Types of Partitioning:

  • Range Partitioning: Data is divided into ranges based on a column's value. (This is the proposed method for our use case).
  • List Partitioning: Data is divided into partitions based on specific column values (category, type, color, etc.).
  • Hash Partitioning: Data is distributed into partitions based on a hash function. Ensures data distributed evenly.

For our scenario, range partitioning by year using the created_at column is the most appropriate choice to support time-based queries efficiently.

4. Proposed Solution

We propose partitioning the Notification table by year using the created_at column as the partition key. Each partition will hold data for a specific year (2024, 2025, etc.). There will be an event listener on the Notification attach partitioned tables to the base Notification table as they are generated.

This solution will:

  • Reduce the volume of data scanned for time-based queries.
  • Simplify data management by organizing data into logical yearly partitions.
  • Eliminate the need NotificationHistory table (used in our Notification-API application)

5. Implementation Steps

Note: SQLAlchemy does not support partitioning directly. This will need to be implmentmented thru...

  1. Alter the table to use PARTITION BY RANGE on the created_at column. 2.** Create yearly partitions (notifications_2024, notifications_2025, etc.). **
  2. Add event listeners to attached newly partitioned table to base Notification table.
  3. Update application code to ensure proper handling of partitioned data. Modify queries to include created_at filters to benefit from partition pruning.
  4. Develop and apply migration scripts to implement partitioning.

6. Additional Considerations

  • Query Adjustments: Modify queries to include created_at filters to benefit from partition pruning.
  • Partition Management: Automate the creation of new partitions for future years.
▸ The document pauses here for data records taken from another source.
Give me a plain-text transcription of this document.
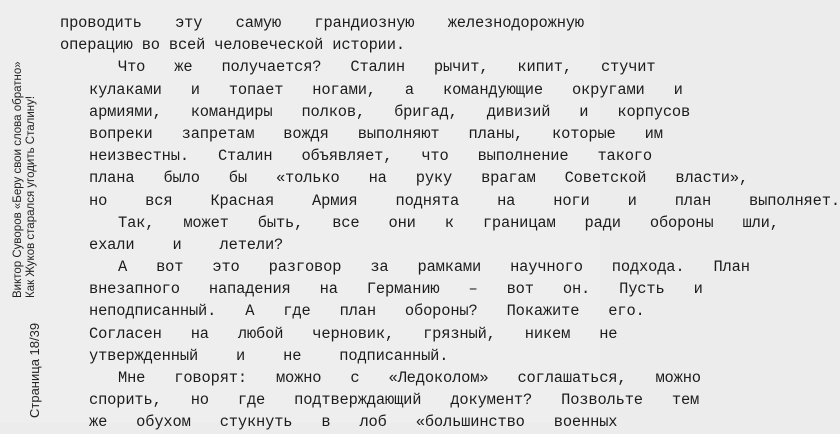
Страница 18/39
Виктор Суворов «Беру свои слова обратно» Как Жуков старался угодить Сталину!
проводить эту самую грандиозную железнодорожную
операцию во всей человеческой истории.
Что	же	получается?	Сталин	рычит,	кипит,	стучит
кулаками	и	топает	ногами,	а	командующие	округами	и
армиями,	командиры	полков,	бригад,	дивизий	и	корпусов
вопреки	запретам	вождя	выполняют	планы,	которые	им
неизвестны.	Сталин	объявляет,	что	выполнение	такого
плана	было	бы	«только	на	руку	врагам	Советской	власти»,
но	вся	Красная	Армия	поднята	на	ноги	и	план	выполняет.
Так,	может	быть,	все	они	к	границам	ради	обороны	шли,
ехали	и	летели?
А	вот	это	разговор	за	рамками	научного	подхода.	План
внезапного	нападения	на	Германию	–	вот	он.	Пусть	и
неподписанный.	А	где	план	обороны?	Покажите	его.
Согласен	на	любой	черновик,	грязный,	никем	не
утвержденный	и	не	подписанный.
Мне	говорят:	можно	с	«Ледоколом»	соглашаться,	можно
спорить,	но	где	подтверждающий	документ?	Позвольте	тем
же	обухом	стукнуть	в	лоб	«большинство	военных
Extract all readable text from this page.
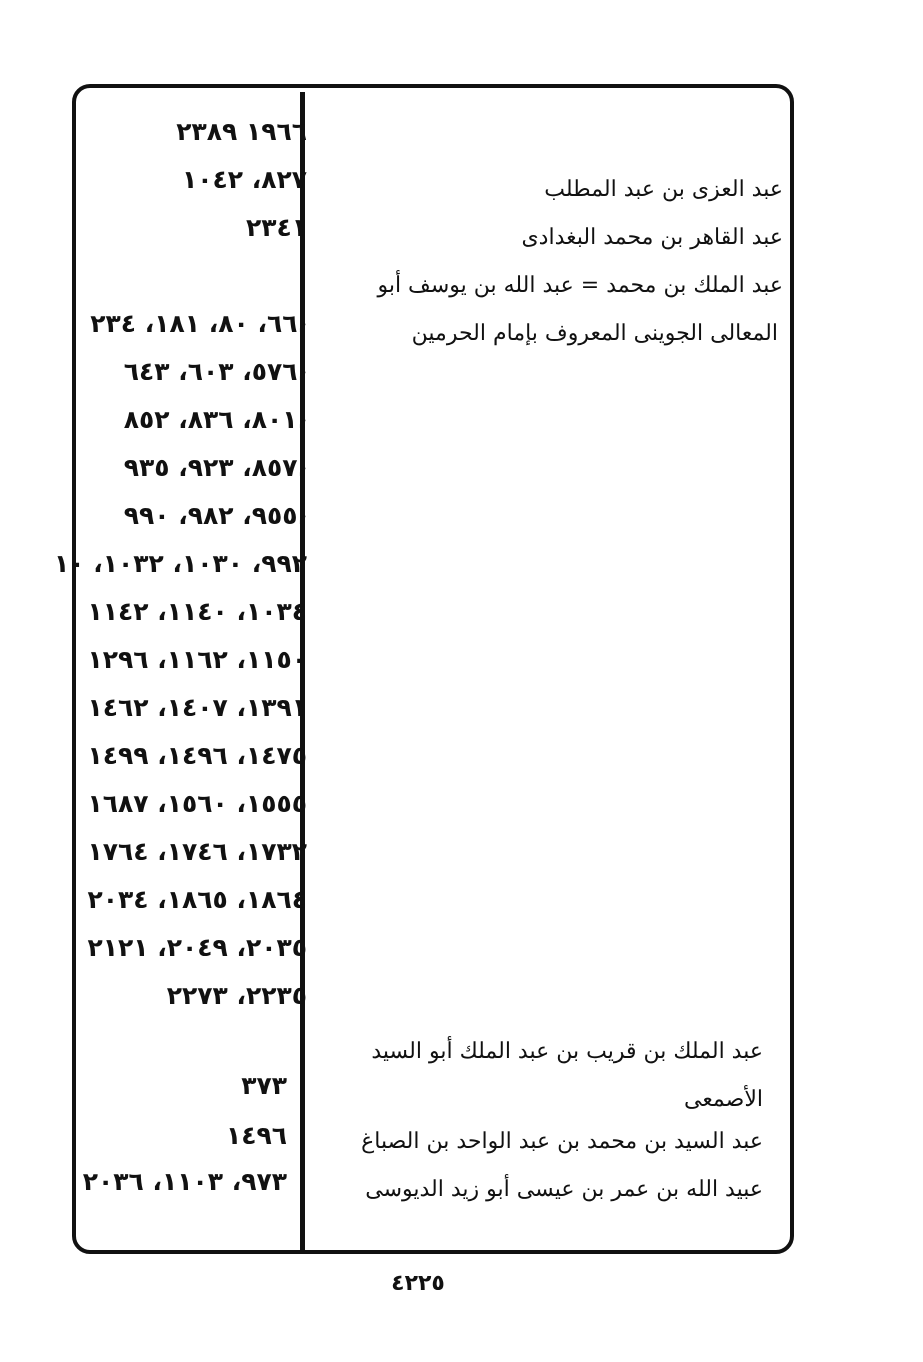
عبد العزى بن عبد المطلب
عبد القاهر بن محمد البغدادى
عبد الملك بن محمد = عبد الله بن يوسف أبو
المعالى الجوينى المعروف بإمام الحرمين
عبد الملك بن قريب بن عبد الملك أبو السيد
الأصمعى
عبد السيد بن محمد بن عبد الواحد بن الصباغ
عبيد الله بن عمر بن عيسى أبو زيد الديوسى
١٩٦٦ ٢٣٨٩
٨٢٧، ١٠٤٢
٢٣٤١
٦٦، ٨٠، ١٨١، ٢٣٤،
٥٧٦، ٦٠٣، ٦٤٣،
٨٠١، ٨٣٦، ٨٥٢،
٨٥٧، ٩٢٣، ٩٣٥،
٩٥٥، ٩٨٢، ٩٩٠،
٩٩٢، ١٠٣٠، ١٠٣٢، ١٠
١٠٣٤، ١١٤٠، ١١٤٢
١١٥٠، ١١٦٢، ١٢٩٦
١٣٩١، ١٤٠٧، ١٤٦٢
١٤٧٥، ١٤٩٦، ١٤٩٩
١٥٥٥، ١٥٦٠، ١٦٨٧
١٧٣٢، ١٧٤٦، ١٧٦٤
١٨٦٤، ١٨٦٥، ٢٠٣٤
٢٠٣٥، ٢٠٤٩، ٢١٢١
٢٢٣٥، ٢٢٧٣
٣٧٣
١٤٩٦
٩٧٣، ١١٠٣، ٢٠٣٦
٤٢٢٥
Do we need a ticket for a script?
  • Indexing: Optimize indexing strategy for the parent and child tables.
  • Rollback Plan: Define a strategy to revert changes if issues arise during migration.

7. Risks and Limitations

  • Increased complexity in database maintenance and management.
  • ** Queries spanning multiple partitions could introduce overhead. **

10. Conclusion

Partitioning the Notification table is a critical step to ensure our system scales efficiently while maintaining performance. By organizing data into yearly partitions, we address current challenges and position the system for sustainable growth. Proper planning, testing, and monitoring will be essential to a successful implementation.
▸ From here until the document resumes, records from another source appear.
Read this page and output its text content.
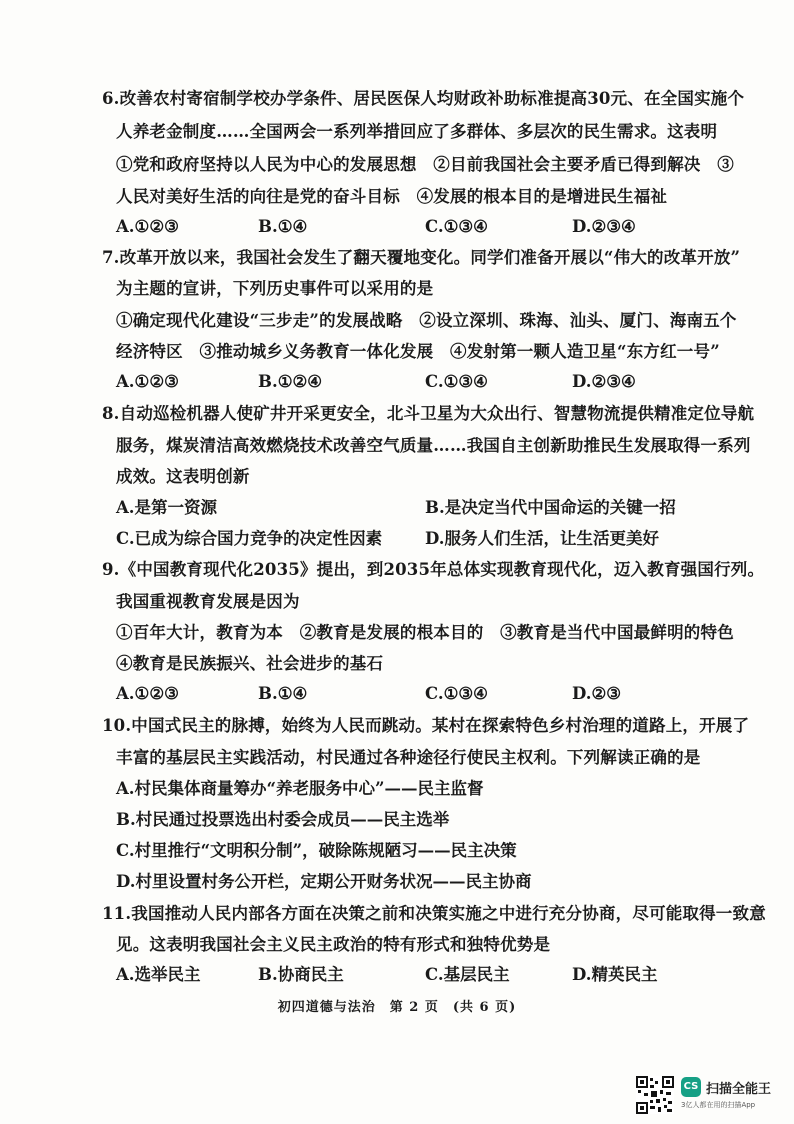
6.改善农村寄宿制学校办学条件、居民医保人均财政补助标准提高30元、在全国实施个
人养老金制度……全国两会一系列举措回应了多群体、多层次的民生需求。这表明
①党和政府坚持以人民为中心的发展思想　②目前我国社会主要矛盾已得到解决　③
人民对美好生活的向往是党的奋斗目标　④发展的根本目的是增进民生福祉
A.①②③	B.①④	C.①③④	D.②③④
7.改革开放以来，我国社会发生了翻天覆地变化。同学们准备开展以“伟大的改革开放”
为主题的宣讲，下列历史事件可以采用的是
①确定现代化建设“三步走”的发展战略　②设立深圳、珠海、汕头、厦门、海南五个
经济特区　③推动城乡义务教育一体化发展　④发射第一颗人造卫星“东方红一号”
A.①②③	B.①②④	C.①③④	D.②③④
8.自动巡检机器人使矿井开采更安全，北斗卫星为大众出行、智慧物流提供精准定位导航
服务，煤炭清洁高效燃烧技术改善空气质量……我国自主创新助推民生发展取得一系列
成效。这表明创新
A.是第一资源	B.是决定当代中国命运的关键一招
C.已成为综合国力竞争的决定性因素	D.服务人们生活，让生活更美好
9.《中国教育现代化2035》提出，到2035年总体实现教育现代化，迈入教育强国行列。
我国重视教育发展是因为
①百年大计，教育为本　②教育是发展的根本目的　③教育是当代中国最鲜明的特色
④教育是民族振兴、社会进步的基石
A.①②③	B.①④	C.①③④	D.②③
10.中国式民主的脉搏，始终为人民而跳动。某村在探索特色乡村治理的道路上，开展了
丰富的基层民主实践活动，村民通过各种途径行使民主权利。下列解读正确的是
A.村民集体商量筹办“养老服务中心”——民主监督
B.村民通过投票选出村委会成员——民主选举
C.村里推行“文明积分制”，破除陈规陋习——民主决策
D.村里设置村务公开栏，定期公开财务状况——民主协商
11.我国推动人民内部各方面在决策之前和决策实施之中进行充分协商，尽可能取得一致意
见。这表明我国社会主义民主政治的特有形式和独特优势是
A.选举民主	B.协商民主	C.基层民主	D.精英民主
初四道德与法治　第 2 页　(共 6 页)
CS 扫描全能王
3亿人都在用的扫描App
Additional Considerations for Implementing Partitioning

1. Query Planning

  • Update queries to ensure they include date filters to benefit from partition pruning.
  • Test queries to confirm expected behavior across partitions.

2. Partition Management

  • Automate the creation of new partitions annually via scheduled tasks or cron jobs. Script?
  • Monitor partition sizes and enforce any retention policies.

4. Indexes

  • Evaluate indexing needs for both the parent and child tables.
  • Avoid excessive indexing to prevent write performance issues.

5. Backup and Restore

  • Confirm that backup and restore processes are compatible with partitioned tables.